Lastly a composer we hadn't yet heard here. The Callisto Quartet brought their characteristic light and clear style to Dvorak's heavy-duty Op. 105. This clarified a lot of inner lines, such as bird calls for the second violin I'd never noticed before. But during the more energetic passages, the Callisto unleashed a heavy grinding sound, more often than strictly necessary but never inappropriately. This put the real heft in the music. Characteristic visual image: Callisto's violist, flush-faced, hunched over her instrument to get the maximum grind out of it.
The afternoon was off, and I rested up and accomplished some mundane tasks like laundry. There's a laundry room in the basement of our residence building. Strangely, the elevator does not go down to the basement.

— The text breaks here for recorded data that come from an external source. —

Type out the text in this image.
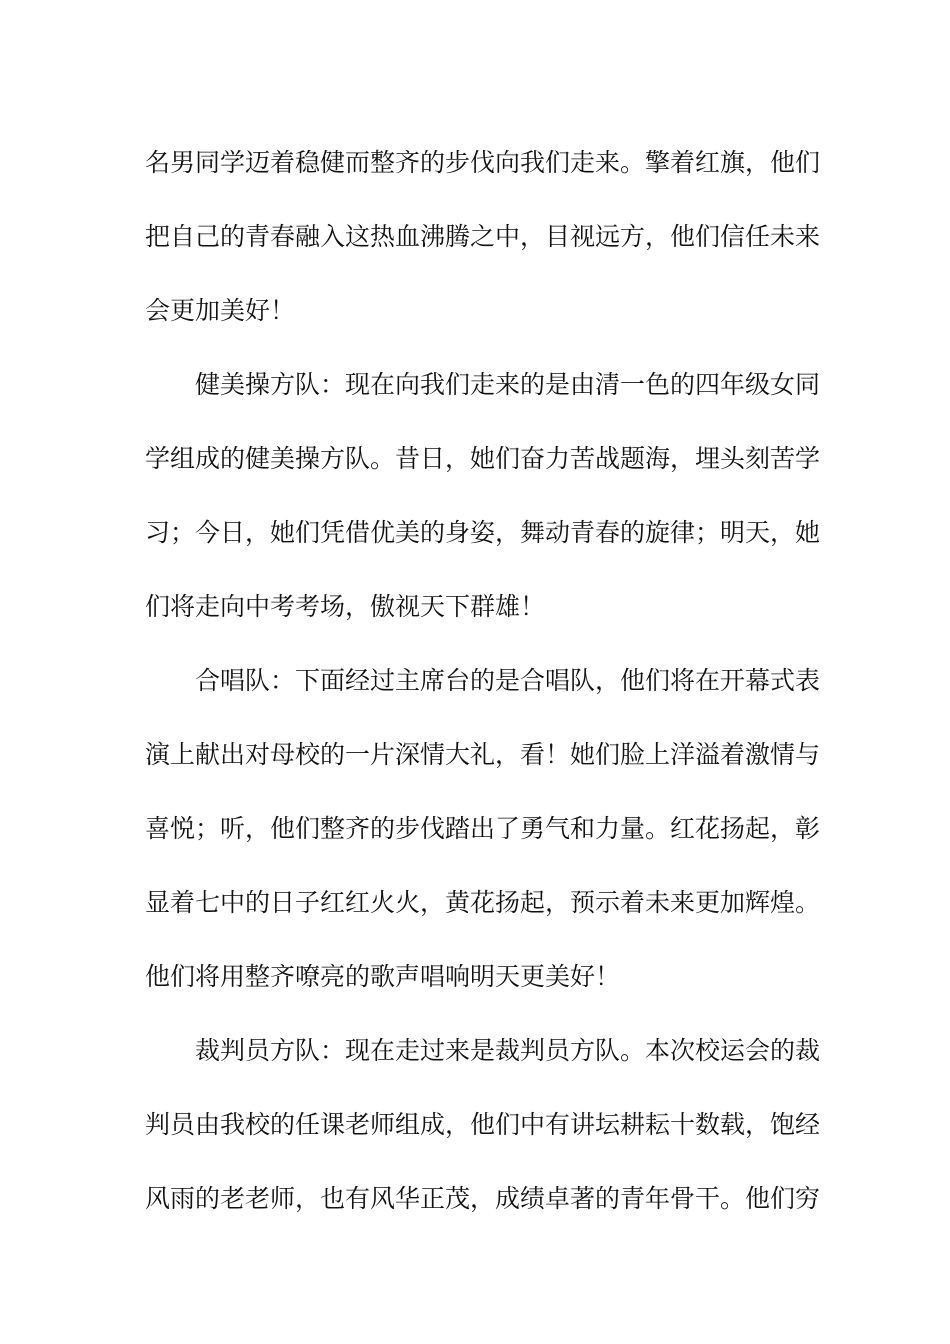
名男同学迈着稳健而整齐的步伐向我们走来。擎着红旗，他们
把自己的青春融入这热血沸腾之中，目视远方，他们信任未来
会更加美好！
健美操方队：现在向我们走来的是由清一色的四年级女同
学组成的健美操方队。昔日，她们奋力苦战题海，埋头刻苦学
习；今日，她们凭借优美的身姿，舞动青春的旋律；明天，她
们将走向中考考场，傲视天下群雄！
合唱队：下面经过主席台的是合唱队，他们将在开幕式表
演上献出对母校的一片深情大礼，看！她们脸上洋溢着激情与
喜悦；听，他们整齐的步伐踏出了勇气和力量。红花扬起，彰
显着七中的日子红红火火，黄花扬起，预示着未来更加辉煌。
他们将用整齐嘹亮的歌声唱响明天更美好！
裁判员方队：现在走过来是裁判员方队。本次校运会的裁
判员由我校的任课老师组成，他们中有讲坛耕耘十数载，饱经
风雨的老老师，也有风华正茂，成绩卓著的青年骨干。他们穷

The evening, halfway through the festival, saw the alumni concert. At each BISQC I've attended, they've invited back the previous session's winner for a special concert with other musicians. So please welcome the Rolston Quartet, or rather 3/4 of it because they've had a change of personnel in the interim, to perform with a recent winner of the Calgary piano competition in a tense, but not tensed-up, performance of the Franck Piano Quintet. Followed by a collaboration with two of this year's competition judges (who are all, of course, string players themselves) in Tchaikovsky's Souvenir de Florence, which is a string sextet. (Tchaikovsky loved Italy, because of the lack of snow.) This was absolutely sizzling, Tchaikovsky with all of the fat baked out. The Rolston has been doing very well for itself since wining BISQC three years ago, and one can hear why.